The one thing “THEY” really don’t teach when your younger and in school is how to detect when your in a toxic relationship.The thing is, you have to be in it to learn it and truly swallow it down, and that just kind of sucks. Sure, our parents can offer help, or real friends and family may suggest things, but it is so minimal and you wont be prepared. Until you’re involved and for what ever reason everything people tell you about the bad relationship you won’t be able to wrap your head around it. Then BOOM by the time you realize what’s happening your in Ass deep, feelings get hurt. Lies and phony stories circulate causing a ripple affect that spreads like a cancer wiping out other friendships in its wake. Now what you don’t realize at first is, wiping out a handful of friends that take the toxic side and drop you off their radar because they are hearing one side is also in your favor. These are fake friends. Think about it, toxic people intermingle with toxic people, you know the story, (misery loves company) Be thankful you threw that bowling ball and you hit a strike.
Now the part that sucks is, the betrayal you feel. You sit back and wonder What the fresh hell is going on? How some could listen and believe such crap without hearing the other side nor do they want to. Well those are the weak, they are people who would rather be a follower then a leader and think on their own. Or maybe they choose to stay on the bad side of the fence because its just comfortable, maybe they are getting something more then a friendship out it, money? A free service of some kind? A job perhaps? So they simply don’t want to rock the boat. Whatever it is, trust in the fact you don’t need this shit sandwich.
I was awakened all in one swoop when I basically walked into an all you can eat shit buffet!
While going through a divorce I was truly amazed at who went with the lying cheating narcissist, how could they turn their backs on me. What was even more crazy is some of these people I’d known for a long time, You think they’d know you, know the truth, Or YOU thought you knew them, you thought they were real friends, and POW you got slapped! HARD! I was told its because I was being mean. Okay, Ladies, even Men, I ask, who the hell isn’t going to be bitchy after being betrayed after 20 plus years of marriage. Lame ass excuses, Again this is the weak minded who can’t deal with truths. Sadly this goes for some family too.
Also, there is the fact that my Ex had the bigger money, he threw all the big parties. He was “the boss” I get it, but, his fan club lost their idol when he died, and now what, no more riding the coat tails? Are ya feeling any guilt? Is that why they can’t even look me in the face, or have a conversation? Afraid you made one hell of a mistake. Sprinkle some denial on top and your done.
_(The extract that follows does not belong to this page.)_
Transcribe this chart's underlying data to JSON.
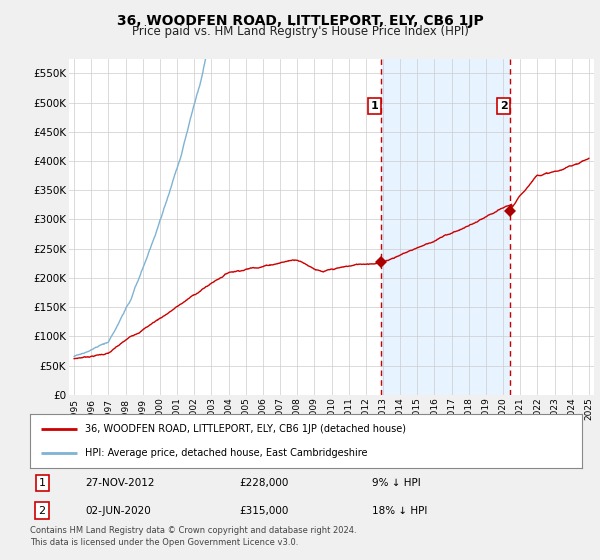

Since then My circle got smaller, tighter. But sadly once in a while you’ll have yet another battle to fight. I saw the true colors pop out with another. So close this one was I got a sense of jealousy toward me, after awhile it almost felt reminiscent as to what my Ex late husband was doing to me, on a different playing field, but narcissistic all the same. These toxic people hate to see you happy, and their friendship is a double blade, cutting you both ways emotionally, they are so nice to you and at the same time have the ability to make you feel sad. You will never please them, they enjoy telling others you hurt their feelings by twisting words you said or things you do to fit their agenda. They stab you and then play victim. Honestly they love this. Usually they want to be your only friend, and become high maintenance and insecure if you do have a life other then them. I discovered there was a BIG problem when this friend wanted me to end another friendship by telling me lies like, she’s steeling my stuff, or shes not to be trusted. I didn’t fall for it. Then, when I found myself in love again and began a new happy life, everyone was over the moon happy for me, for us, we were told what a good fit we are and how happy and in love we both look. But this same friend told me maybe I should dump him, that I could do better…WHAT? Why? Because friends like these want you miserable, That’s why. I can only assume its because they are miserable too, and they crave to be in control of you. Again I didn’t listen, by then I was learning, as she was the only one trying to take my positives and make them negatives. Unfortunately, these personality traits are very tricky, you have to live it to see it, others around you may not see it. Or it may take a little time. From where i’m sitting , Its like a big game, these manipulators use people like pawns in a game of chess. They need minions to feed their big ass ego’s.
Don’t play this game. Back away. I learned that after spending a few hours or a day with a friend, if your emotional state is pissed off, up-set, or feeling anxiety, this is NOT a good friend, I learned this and it was a shitty lesson, but I learned. I’m still learning, this time with different eyes, ears and heart.
I’m learning what real friends say and do and how they treat you. I’m learning love doesn’t have to hurt. I’m learning that I’m strong minded and can’t be manipulated any longer, I’m learning My Happiness is MY creation no one else’s. I’ve learned friends can give good advice, and, good friends won’t get mad if you don’t take it. ** If you ever go through a very dark time in your life and a friend gets mad at you because they feel your not paying attention to them, well then, maybe you should pay very close attention to that, and when you wake up you’ll learn that’s NOT a friend, and you will learn to walk away.**
DREAM~WISH~BELIEVE Robin H. Soprano.